News and stories from the Samford Museum

The Samford Range as it looked back in 1920. No traffic and few accidents! The road in this picture wound its way closer to the top of the mountain than it does today after extensive road-building improvements over the years

The most popular transport link between the northern suburbs and nearby Samford districts is Samford Road across Samford Range.  

H. H. Payne was the first to cross the range by bullock dray when he and his son H. T. Payne were taking up land at Wights Mountain after 1865.  Traffic consisted of bullock and horse teams hauling logs to Brisbane sawmills and wagon loads of bananas to markets in Brisbane for railing to southern capital cities. Loaded wagons were hauled to a level section of road on the Samford side of today’s Bygott Road (known  then as ‘Paddy’s Pinch’), where they were left overnight. The horses spelled in near-by farmers’ properties ready for a very early start next morning.  Logs were hauled to by bullock teams, then horse teams took the load on to its destination.  Passenger vehicles were carts, sulkies and drays.

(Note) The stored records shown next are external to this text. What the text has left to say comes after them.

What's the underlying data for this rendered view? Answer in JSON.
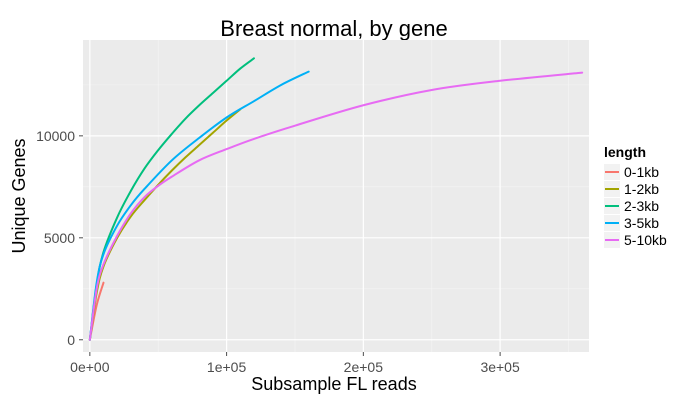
{
  "chart_data": {
    "type": "line",
    "title": "Breast normal, by gene",
    "xlabel": "Subsample FL reads",
    "ylabel": "Unique Genes",
    "xlim": [
      -5000,
      365000
    ],
    "ylim": [
      -600,
      14700
    ],
    "x_ticks": [
      {
        "value": 0,
        "label": "0e+00"
      },
      {
        "value": 100000,
        "label": "1e+05"
      },
      {
        "value": 200000,
        "label": "2e+05"
      },
      {
        "value": 300000,
        "label": "3e+05"
      }
    ],
    "y_ticks": [
      {
        "value": 0,
        "label": "0"
      },
      {
        "value": 5000,
        "label": "5000"
      },
      {
        "value": 10000,
        "label": "10000"
      }
    ],
    "grid": true,
    "legend": {
      "title": "length",
      "position": "right"
    },
    "series": [
      {
        "name": "0-1kb",
        "color": "#F8766D",
        "x": [
          0,
          5000,
          10000
        ],
        "y": [
          0,
          1700,
          2800
        ]
      },
      {
        "name": "1-2kb",
        "color": "#A3A500",
        "x": [
          0,
          5000,
          10000,
          20000,
          30000,
          40000,
          50000,
          60000,
          70000,
          80000,
          90000,
          100000,
          110000
        ],
        "y": [
          0,
          2300,
          3600,
          5000,
          6050,
          6850,
          7600,
          8300,
          8950,
          9550,
          10150,
          10750,
          11300
        ]
      },
      {
        "name": "2-3kb",
        "color": "#00BF7D",
        "x": [
          0,
          5000,
          10000,
          20000,
          30000,
          40000,
          50000,
          60000,
          70000,
          80000,
          90000,
          100000,
          110000,
          120000
        ],
        "y": [
          0,
          2700,
          4300,
          6000,
          7300,
          8400,
          9300,
          10100,
          10850,
          11500,
          12100,
          12700,
          13300,
          13800
        ]
      },
      {
        "name": "3-5kb",
        "color": "#00B0F6",
        "x": [
          0,
          5000,
          10000,
          20000,
          30000,
          40000,
          60000,
          80000,
          100000,
          120000,
          140000,
          160000
        ],
        "y": [
          0,
          2800,
          4200,
          5600,
          6600,
          7400,
          8800,
          9900,
          10900,
          11700,
          12500,
          13150
        ]
      },
      {
        "name": "5-10kb",
        "color": "#E76BF3",
        "x": [
          0,
          5000,
          10000,
          20000,
          30000,
          40000,
          50000,
          60000,
          80000,
          100000,
          120000,
          150000,
          200000,
          250000,
          300000,
          360000
        ],
        "y": [
          0,
          2500,
          3700,
          5100,
          6200,
          7000,
          7550,
          8000,
          8800,
          9350,
          9850,
          10500,
          11500,
          12250,
          12700,
          13100
        ]
      }
    ]
  }
}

Teamsters had signals, that were whip cracks, to warn other teams of their presence coming towards Samford. The outbound team was given sole use of the road to the top of the range.

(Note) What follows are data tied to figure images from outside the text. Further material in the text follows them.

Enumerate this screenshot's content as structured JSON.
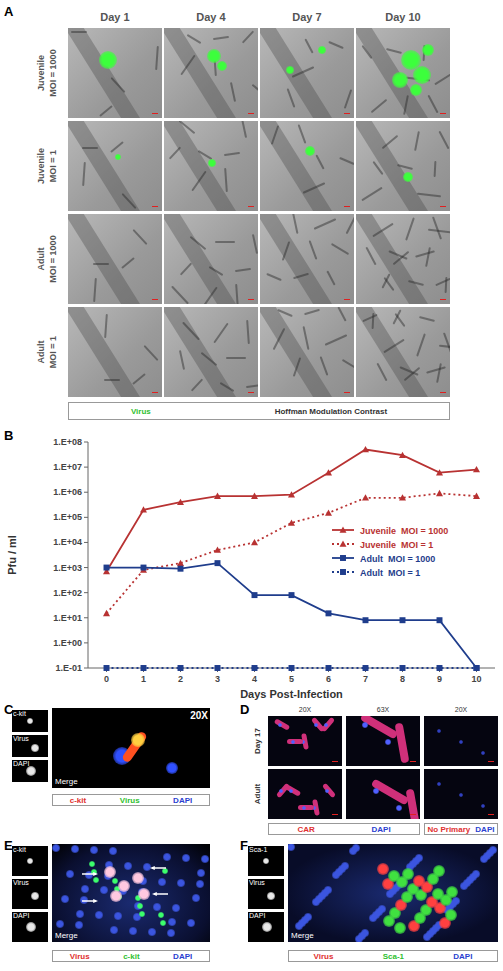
{
  "figure": {
    "panel_a": {
      "label": "A",
      "columns": [
        "Day 1",
        "Day 4",
        "Day 7",
        "Day 10"
      ],
      "rows": [
        [
          "Juvenile",
          "MOI = 1000"
        ],
        [
          "Juvenile",
          "MOI = 1"
        ],
        [
          "Adult",
          "MOI = 1000"
        ],
        [
          "Adult",
          "MOI = 1"
        ]
      ],
      "legend": [
        {
          "text": "Virus",
          "color": "#2fbf2f"
        },
        {
          "text": "Hoffman Modulation Contrast",
          "color": "#333333"
        }
      ]
    },
    "panel_b": {
      "label": "B"
    },
    "panel_c": {
      "label": "C",
      "channels": [
        "c-kit",
        "Virus",
        "DAPI"
      ],
      "merge": "Merge",
      "magnification": "20X",
      "legend": [
        {
          "text": "c-kit",
          "color": "#e03030"
        },
        {
          "text": "Virus",
          "color": "#2fbf2f"
        },
        {
          "text": "DAPI",
          "color": "#2a3fd0"
        }
      ]
    },
    "panel_d": {
      "label": "D",
      "columns": [
        "20X",
        "63X",
        "20X"
      ],
      "rows": [
        "Day 17",
        "Adult"
      ],
      "legend": [
        [
          {
            "text": "CAR",
            "color": "#e03030"
          },
          {
            "text": "DAPI",
            "color": "#2a3fd0"
          }
        ],
        [
          {
            "text": "No Primary",
            "color": "#e03030"
          },
          {
            "text": "DAPI",
            "color": "#2a3fd0"
          }
        ]
      ]
    },
    "panel_e": {
      "label": "E",
      "channels": [
        "c-kit",
        "Virus",
        "DAPI"
      ],
      "merge": "Merge",
      "legend": [
        {
          "text": "Virus",
          "color": "#e03030"
        },
        {
          "text": "c-kit",
          "color": "#2fbf2f"
        },
        {
          "text": "DAPI",
          "color": "#2a3fd0"
        }
      ]
    },
    "panel_f": {
      "label": "F",
      "channels": [
        "Sca-1",
        "Virus",
        "DAPI"
      ],
      "merge": "Merge",
      "legend": [
        {
          "text": "Virus",
          "color": "#e03030"
        },
        {
          "text": "Sca-1",
          "color": "#2fbf2f"
        },
        {
          "text": "DAPI",
          "color": "#2a3fd0"
        }
      ]
    }
  },
  "chart_data": {
    "type": "line",
    "x_label": "Days Post-Infection",
    "y_label": "Pfu / ml",
    "x": [
      0,
      1,
      2,
      3,
      4,
      5,
      6,
      7,
      8,
      9,
      10
    ],
    "xlim": [
      -0.5,
      10.5
    ],
    "xticks": [
      0,
      1,
      2,
      3,
      4,
      5,
      6,
      7,
      8,
      9,
      10
    ],
    "ylim": [
      0.1,
      100000000
    ],
    "yticks": [
      {
        "value": 0.1,
        "label": "1.E-01"
      },
      {
        "value": 1,
        "label": "1.E+00"
      },
      {
        "value": 10,
        "label": "1.E+01"
      },
      {
        "value": 100,
        "label": "1.E+02"
      },
      {
        "value": 1000,
        "label": "1.E+03"
      },
      {
        "value": 10000,
        "label": "1.E+04"
      },
      {
        "value": 100000,
        "label": "1.E+05"
      },
      {
        "value": 1000000,
        "label": "1.E+06"
      },
      {
        "value": 10000000,
        "label": "1.E+07"
      },
      {
        "value": 100000000,
        "label": "1.E+08"
      }
    ],
    "log": "y",
    "grid": false,
    "legend": "right",
    "series": [
      {
        "name": "Juvenile  MOI = 1000",
        "color": "#b83232",
        "marker": "triangle",
        "line_style": "solid",
        "values": [
          700,
          200000,
          400000,
          700000,
          700000,
          800000,
          6000000,
          50000000,
          30000000,
          6000000,
          8000000
        ]
      },
      {
        "name": "Juvenile  MOI = 1",
        "color": "#b83232",
        "marker": "triangle",
        "line_style": "dotted",
        "values": [
          15,
          800,
          1500,
          5000,
          10000,
          60000,
          150000,
          600000,
          600000,
          900000,
          700000
        ]
      },
      {
        "name": "Adult  MOI = 1000",
        "color": "#1f3d8c",
        "marker": "square",
        "line_style": "solid",
        "values": [
          1000,
          1000,
          900,
          1500,
          80,
          80,
          15,
          8,
          8,
          8,
          0.1
        ]
      },
      {
        "name": "Adult  MOI = 1",
        "color": "#1f3d8c",
        "marker": "square",
        "line_style": "dotted",
        "values": [
          0.1,
          0.1,
          0.1,
          0.1,
          0.1,
          0.1,
          0.1,
          0.1,
          0.1,
          0.1,
          0.1
        ]
      }
    ]
  }
}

Dr. Marks is understood to have driven the first car across the range. Mr. Scheldt, who was working on the road, offered to tow the car with his horse and dray should the car not manage to make the steep grade. The offer was not required!

Motor vehicles became more popular as time went on, however numbers were not sufficient, even in the 1940’s and early 1950’s, to prevent local children setting up their cricket wickets (4 gallon kerosene tins) in today’s Main Street, moving them only when a vehicle was heard approaching.

Cattle were driven by drovers on horse back across the range at night to the Samford butcher’s slaughter yards. Major improvements and surface sealing took place in the late 1940’s and 1950’s.